Le variant britannique, beaucoup plus contagieux que ne l’était le virus SARS-CoV-2 originellement, et qui inquiète nombre d’Etats, n’était présent que dans 50 pays au 12 janvier. Il est désormais identifié dans 60 pays et territoires, selon l’Organisation mondiale de la santé (OMS).

Les autorités chinoises ont fait état mercredi de premiers cas à Pékin liés à ce variant. Le signal d’alarme est particulièrement fort: le Covid-19 était apparu fin 2019 à Wuhan, dans le centre de la Chine.

A coups de quarantaines forcées et de verrouillages de provinces entières, la Chine était parvenu dans les mois suivants à juguler l’épidémie sur son territoire, alors que le virus se répandait sur toute la planète.

Pékin a par ailleurs annoncé mercredi le confinement strict de cinq résidences de Daxing, une banlieue du sud de la capitale, après la découverte de nouveaux cas localement. Ce confinement concerne quelques dizaines de milliers de personnes, soit une petite fraction des 21 millions d’habitants de la capitale, où la situation épidémique reste largement sous contrôle.

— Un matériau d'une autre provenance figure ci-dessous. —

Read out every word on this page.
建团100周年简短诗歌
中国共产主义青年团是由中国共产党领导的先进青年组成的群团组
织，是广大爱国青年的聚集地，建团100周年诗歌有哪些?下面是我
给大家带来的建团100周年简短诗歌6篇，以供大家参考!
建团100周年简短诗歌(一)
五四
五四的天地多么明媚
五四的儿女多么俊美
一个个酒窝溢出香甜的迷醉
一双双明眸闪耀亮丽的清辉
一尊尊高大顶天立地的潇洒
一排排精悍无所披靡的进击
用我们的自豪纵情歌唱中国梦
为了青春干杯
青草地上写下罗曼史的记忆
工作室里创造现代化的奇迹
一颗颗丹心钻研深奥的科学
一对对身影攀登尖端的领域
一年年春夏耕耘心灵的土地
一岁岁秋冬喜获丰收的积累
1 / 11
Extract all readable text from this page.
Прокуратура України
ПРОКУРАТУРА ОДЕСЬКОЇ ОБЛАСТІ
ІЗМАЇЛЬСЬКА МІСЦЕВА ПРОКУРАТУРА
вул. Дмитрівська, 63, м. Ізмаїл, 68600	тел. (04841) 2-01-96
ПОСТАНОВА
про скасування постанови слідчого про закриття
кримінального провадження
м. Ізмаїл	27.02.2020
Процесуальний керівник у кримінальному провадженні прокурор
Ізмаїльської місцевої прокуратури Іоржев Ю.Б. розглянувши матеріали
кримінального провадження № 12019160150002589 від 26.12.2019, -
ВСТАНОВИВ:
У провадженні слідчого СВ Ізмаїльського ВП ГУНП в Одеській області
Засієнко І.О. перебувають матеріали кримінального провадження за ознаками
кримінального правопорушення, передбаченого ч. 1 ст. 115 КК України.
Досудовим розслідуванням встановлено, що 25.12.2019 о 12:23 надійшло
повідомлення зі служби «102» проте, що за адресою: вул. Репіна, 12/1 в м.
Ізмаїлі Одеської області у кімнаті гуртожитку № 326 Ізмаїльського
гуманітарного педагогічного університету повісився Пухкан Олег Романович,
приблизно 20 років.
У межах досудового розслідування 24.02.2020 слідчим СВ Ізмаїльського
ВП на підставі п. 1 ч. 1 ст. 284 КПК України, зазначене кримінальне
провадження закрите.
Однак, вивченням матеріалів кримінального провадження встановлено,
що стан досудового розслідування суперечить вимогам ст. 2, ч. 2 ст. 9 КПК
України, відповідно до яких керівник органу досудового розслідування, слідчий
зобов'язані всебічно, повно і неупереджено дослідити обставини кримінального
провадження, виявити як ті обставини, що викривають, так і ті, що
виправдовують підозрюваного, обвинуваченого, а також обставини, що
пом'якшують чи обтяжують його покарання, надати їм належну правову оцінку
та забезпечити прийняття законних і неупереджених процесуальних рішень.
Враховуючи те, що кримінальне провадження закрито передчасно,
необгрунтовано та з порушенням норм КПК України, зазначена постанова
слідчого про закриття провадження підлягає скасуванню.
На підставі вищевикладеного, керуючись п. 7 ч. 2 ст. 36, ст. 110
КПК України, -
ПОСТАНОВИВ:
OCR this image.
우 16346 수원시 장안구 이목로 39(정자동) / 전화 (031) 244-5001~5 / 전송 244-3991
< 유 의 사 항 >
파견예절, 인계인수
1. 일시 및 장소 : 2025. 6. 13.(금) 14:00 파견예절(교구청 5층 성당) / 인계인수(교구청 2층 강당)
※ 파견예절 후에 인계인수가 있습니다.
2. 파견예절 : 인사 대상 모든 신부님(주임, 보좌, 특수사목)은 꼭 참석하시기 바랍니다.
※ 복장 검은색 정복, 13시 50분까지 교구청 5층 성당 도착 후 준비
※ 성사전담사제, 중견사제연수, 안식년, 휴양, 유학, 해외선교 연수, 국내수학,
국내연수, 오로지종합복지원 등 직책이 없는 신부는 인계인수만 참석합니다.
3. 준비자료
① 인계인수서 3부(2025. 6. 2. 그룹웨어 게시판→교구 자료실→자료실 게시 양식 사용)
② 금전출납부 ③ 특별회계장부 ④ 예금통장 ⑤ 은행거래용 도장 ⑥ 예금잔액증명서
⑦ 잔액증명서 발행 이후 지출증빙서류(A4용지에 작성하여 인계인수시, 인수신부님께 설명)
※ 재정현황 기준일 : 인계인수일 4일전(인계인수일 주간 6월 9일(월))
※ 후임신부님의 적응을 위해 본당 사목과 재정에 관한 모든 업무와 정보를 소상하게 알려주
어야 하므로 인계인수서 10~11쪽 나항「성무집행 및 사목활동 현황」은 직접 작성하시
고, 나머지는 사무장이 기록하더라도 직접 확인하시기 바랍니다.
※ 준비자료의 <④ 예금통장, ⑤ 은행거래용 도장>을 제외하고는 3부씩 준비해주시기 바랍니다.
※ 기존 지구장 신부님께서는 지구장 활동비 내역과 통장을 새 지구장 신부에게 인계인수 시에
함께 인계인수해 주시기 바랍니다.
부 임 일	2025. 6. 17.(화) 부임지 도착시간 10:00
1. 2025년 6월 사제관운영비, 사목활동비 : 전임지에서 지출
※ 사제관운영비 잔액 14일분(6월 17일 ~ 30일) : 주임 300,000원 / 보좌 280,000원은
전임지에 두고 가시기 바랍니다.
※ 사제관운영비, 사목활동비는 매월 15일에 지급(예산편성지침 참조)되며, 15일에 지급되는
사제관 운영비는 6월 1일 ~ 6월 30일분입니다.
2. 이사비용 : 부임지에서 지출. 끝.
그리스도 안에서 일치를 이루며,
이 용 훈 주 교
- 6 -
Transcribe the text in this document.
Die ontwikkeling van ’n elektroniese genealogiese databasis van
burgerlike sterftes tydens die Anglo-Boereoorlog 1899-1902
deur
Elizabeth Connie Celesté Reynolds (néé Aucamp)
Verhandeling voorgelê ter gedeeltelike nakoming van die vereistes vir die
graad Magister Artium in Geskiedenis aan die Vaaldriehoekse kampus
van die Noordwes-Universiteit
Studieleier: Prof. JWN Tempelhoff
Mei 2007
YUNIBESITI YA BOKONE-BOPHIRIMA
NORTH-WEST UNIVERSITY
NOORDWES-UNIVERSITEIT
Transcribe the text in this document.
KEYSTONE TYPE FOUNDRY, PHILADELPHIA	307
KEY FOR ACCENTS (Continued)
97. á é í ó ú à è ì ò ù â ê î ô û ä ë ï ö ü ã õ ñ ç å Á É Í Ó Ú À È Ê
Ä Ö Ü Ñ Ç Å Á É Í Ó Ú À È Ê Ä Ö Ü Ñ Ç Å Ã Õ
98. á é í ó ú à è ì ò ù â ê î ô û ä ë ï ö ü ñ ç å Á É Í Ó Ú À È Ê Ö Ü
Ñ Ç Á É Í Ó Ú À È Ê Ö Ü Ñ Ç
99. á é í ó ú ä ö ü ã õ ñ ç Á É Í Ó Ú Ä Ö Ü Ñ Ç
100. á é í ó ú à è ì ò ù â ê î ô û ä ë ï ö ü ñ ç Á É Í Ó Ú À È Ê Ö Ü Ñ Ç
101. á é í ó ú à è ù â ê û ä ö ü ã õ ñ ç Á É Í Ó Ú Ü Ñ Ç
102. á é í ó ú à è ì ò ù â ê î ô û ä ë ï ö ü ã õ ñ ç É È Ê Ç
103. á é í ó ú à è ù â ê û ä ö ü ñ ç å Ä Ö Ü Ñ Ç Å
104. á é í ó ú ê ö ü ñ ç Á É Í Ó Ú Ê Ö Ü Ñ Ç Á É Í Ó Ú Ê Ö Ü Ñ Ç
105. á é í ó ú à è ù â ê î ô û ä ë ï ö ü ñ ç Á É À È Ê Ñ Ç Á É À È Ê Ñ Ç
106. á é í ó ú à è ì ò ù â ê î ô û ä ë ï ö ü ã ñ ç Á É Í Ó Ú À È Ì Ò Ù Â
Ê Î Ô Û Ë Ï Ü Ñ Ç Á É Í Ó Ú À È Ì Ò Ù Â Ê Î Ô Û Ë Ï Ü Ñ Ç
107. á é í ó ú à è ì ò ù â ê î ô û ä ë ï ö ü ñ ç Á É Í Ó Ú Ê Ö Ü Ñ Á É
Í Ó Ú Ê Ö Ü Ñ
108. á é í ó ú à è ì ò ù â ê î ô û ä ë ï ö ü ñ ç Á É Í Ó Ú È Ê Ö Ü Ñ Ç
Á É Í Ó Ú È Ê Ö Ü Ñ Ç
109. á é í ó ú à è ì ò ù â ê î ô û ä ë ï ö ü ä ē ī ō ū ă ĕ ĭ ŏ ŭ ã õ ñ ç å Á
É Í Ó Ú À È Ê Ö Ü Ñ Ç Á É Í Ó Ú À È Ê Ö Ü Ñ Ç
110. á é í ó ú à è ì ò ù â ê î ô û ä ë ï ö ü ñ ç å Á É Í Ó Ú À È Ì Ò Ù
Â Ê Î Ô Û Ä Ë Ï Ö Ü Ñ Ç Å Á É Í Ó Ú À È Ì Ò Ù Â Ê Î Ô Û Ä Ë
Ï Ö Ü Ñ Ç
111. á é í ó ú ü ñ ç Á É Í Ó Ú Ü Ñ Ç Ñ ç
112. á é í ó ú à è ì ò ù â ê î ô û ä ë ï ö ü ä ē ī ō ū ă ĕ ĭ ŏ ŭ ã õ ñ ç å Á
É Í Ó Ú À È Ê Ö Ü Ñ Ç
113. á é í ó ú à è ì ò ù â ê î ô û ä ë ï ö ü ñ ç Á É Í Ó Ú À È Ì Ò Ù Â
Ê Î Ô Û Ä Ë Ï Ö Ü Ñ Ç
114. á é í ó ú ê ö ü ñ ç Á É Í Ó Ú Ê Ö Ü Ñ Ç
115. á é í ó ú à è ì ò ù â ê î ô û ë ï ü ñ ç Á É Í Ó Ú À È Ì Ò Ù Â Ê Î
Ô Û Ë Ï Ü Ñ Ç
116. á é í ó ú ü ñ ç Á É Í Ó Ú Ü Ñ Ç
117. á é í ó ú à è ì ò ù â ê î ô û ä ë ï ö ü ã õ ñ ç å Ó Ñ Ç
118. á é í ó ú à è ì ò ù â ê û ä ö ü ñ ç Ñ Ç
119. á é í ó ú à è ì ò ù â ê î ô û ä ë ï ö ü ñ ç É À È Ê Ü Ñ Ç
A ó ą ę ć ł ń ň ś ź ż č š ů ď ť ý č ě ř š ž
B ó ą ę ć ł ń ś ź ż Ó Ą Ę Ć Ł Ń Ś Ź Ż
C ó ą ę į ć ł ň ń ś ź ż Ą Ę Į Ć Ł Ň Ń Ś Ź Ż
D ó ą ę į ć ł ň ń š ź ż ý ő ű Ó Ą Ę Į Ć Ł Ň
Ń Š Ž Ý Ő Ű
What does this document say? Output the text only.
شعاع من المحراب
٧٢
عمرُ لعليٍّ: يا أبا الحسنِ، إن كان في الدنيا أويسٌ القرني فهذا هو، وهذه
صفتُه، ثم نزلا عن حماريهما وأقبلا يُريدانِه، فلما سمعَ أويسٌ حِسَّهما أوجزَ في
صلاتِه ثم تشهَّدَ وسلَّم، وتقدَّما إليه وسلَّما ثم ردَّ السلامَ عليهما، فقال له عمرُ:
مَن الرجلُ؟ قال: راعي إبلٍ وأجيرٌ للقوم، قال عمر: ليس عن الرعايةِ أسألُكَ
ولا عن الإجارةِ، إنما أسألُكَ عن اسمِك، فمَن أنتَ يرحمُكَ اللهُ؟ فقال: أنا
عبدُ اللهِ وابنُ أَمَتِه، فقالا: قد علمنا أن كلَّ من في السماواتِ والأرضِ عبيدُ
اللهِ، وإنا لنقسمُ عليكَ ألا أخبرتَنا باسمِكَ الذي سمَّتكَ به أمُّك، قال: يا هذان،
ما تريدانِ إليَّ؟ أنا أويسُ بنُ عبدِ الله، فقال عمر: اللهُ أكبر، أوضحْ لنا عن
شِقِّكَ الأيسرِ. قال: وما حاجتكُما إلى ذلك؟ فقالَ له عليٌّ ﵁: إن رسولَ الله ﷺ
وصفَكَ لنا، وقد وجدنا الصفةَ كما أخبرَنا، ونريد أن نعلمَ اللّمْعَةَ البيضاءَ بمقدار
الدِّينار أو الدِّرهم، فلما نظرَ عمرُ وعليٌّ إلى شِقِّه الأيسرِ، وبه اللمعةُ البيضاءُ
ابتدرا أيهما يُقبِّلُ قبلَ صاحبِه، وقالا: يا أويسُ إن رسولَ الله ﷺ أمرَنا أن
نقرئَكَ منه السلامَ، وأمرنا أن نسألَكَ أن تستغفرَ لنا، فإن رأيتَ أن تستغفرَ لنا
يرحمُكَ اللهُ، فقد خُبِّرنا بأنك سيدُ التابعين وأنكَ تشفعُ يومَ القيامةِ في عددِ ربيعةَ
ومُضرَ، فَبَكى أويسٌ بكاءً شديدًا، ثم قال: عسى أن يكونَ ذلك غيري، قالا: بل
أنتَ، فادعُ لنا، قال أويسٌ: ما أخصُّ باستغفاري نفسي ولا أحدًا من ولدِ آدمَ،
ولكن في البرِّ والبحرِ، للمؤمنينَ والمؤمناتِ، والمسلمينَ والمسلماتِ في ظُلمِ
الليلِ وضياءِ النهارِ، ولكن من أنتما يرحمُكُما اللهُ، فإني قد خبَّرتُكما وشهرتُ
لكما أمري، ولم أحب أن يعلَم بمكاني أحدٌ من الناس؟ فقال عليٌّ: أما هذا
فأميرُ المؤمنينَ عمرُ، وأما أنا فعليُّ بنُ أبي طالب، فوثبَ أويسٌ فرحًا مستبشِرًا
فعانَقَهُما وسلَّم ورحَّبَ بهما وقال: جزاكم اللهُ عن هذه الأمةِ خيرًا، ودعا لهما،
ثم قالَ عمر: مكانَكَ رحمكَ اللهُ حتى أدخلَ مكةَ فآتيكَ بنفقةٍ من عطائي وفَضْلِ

Plusieurs centaines de malades ont été identifiés ces dernières semaines dans le nord et le nord-est du pays, où des millions de personnes ont été confinées ou doivent restreindre leurs mouvements.

Le variant sud-africain du coronavirus se diffuse lui plus lentement et est présent dans 23 pays et territoires, soit 3 de plus qu’au 12 janvier, précise l’Organisation mondiale de la santé (OMS) dans sa revue épidémiologique hebdomadaire.